The renovation reduced energy use approximately 60 percent and energy cost approximately 76 percent, or $1.8 million per year. As a result, Penn is on track both to fulfill its climate action plan and to pay the interest on the bonds that funded the project. Operating costs—energy plus operations and maintenance—have gone down a full $2 million a year. The project also took a big bite out of Penn’s deferred-maintenance backlog.
The reduced airflow has made labs quieter. “Before, researchers sometimes had to be next to each other in order to have a conversation,” says Andrews. “Now people are having conversations across the lab.” And, surprisingly, the building also smells better. “In the old days, our pressurization was all off,” says Lane. “There was air going everywhere.
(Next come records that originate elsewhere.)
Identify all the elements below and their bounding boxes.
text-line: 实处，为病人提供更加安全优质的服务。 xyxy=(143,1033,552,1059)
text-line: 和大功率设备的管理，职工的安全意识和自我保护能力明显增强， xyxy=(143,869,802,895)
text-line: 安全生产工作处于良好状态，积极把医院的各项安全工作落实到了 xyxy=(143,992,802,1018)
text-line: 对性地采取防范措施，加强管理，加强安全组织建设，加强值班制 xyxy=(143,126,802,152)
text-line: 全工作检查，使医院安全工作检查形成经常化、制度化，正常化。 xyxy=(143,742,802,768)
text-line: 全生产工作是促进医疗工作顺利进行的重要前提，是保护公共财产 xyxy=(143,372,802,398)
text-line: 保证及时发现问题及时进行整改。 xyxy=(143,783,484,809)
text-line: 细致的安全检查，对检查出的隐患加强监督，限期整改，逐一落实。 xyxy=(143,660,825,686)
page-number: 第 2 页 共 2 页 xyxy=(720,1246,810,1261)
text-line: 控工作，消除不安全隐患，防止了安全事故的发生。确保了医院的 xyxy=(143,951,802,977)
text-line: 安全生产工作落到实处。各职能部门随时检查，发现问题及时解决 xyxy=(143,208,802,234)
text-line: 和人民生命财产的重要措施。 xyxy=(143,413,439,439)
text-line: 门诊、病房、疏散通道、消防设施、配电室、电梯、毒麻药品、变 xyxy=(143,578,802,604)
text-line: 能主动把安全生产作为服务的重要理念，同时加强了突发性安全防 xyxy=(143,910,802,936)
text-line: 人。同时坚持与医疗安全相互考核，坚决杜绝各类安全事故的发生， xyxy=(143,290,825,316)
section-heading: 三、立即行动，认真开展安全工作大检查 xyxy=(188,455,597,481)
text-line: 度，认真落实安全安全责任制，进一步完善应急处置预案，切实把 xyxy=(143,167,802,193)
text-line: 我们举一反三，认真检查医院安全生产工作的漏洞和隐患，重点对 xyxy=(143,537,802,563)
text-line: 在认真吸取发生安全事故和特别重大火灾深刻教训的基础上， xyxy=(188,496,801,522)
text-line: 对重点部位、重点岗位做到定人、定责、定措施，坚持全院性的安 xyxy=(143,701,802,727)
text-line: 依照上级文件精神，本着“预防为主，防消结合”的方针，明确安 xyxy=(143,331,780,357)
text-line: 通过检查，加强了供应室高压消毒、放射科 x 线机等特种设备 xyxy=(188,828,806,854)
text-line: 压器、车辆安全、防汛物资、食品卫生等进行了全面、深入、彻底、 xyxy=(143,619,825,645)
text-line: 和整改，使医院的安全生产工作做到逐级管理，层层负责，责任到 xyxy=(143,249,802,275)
Now, with modern controls and systems, the air is going where it needs to go.”
Lessons Learned
“These kinds of jobs in occupied buildings are doable,” says Lane, “but only if everyone feels ownership. The only way to achieve that is by talking to everyone all the time and keeping them in the loop. Our CM team had their office in the building, not in a trailer, and they connected with the building occupants every day. You have to value every opinion, and believe what people are saying. Walk down and see what is going on.
“We built a really complicated and detailed schedule, valve by valve, lab by lab, and then changed it if, for example, an occupant asked for another week because they were working on a really important experiment that they couldn’t disrupt,” says Lane. “We made that accommodation by keeping work in the queue for workers to do.”
Involve operations and maintenance staff early in the design phase, to ensure that they will maintain the new systems, advises Lane, and be sure to involve the university architect, even if it’s primarily a mechanical job. “This job was all HVAC and infrastructure, and we weren’t altering the building envelope, but we actually were making some changes that impacted the way the building looked from the outside,” says Lane.
To minimize the time that individual labs were out of commission, the team worked closely with Penn’s environmental health team to precisely time the required safety checks to occur immediately before and after work was done. “You don’t want to just be sitting there with a lab that is not being worked on and that students can’t work in because it hasn’t been cleared for safety yet,” says Lane.
Last, advises Lane, hire extra cleaning staff. “In a unionized environment, the housekeeping staff works within very structured charges that are defined by normal building operations,” says Lane. “In this situation, you need extra people on the job to help you clean up after the workers, keep hallways clean of job materials, keep the equipment out of the way, keep the wires pushed to the side when you are running control wiring. Clean equals safe equals successful. It keeps the building occupants happy.”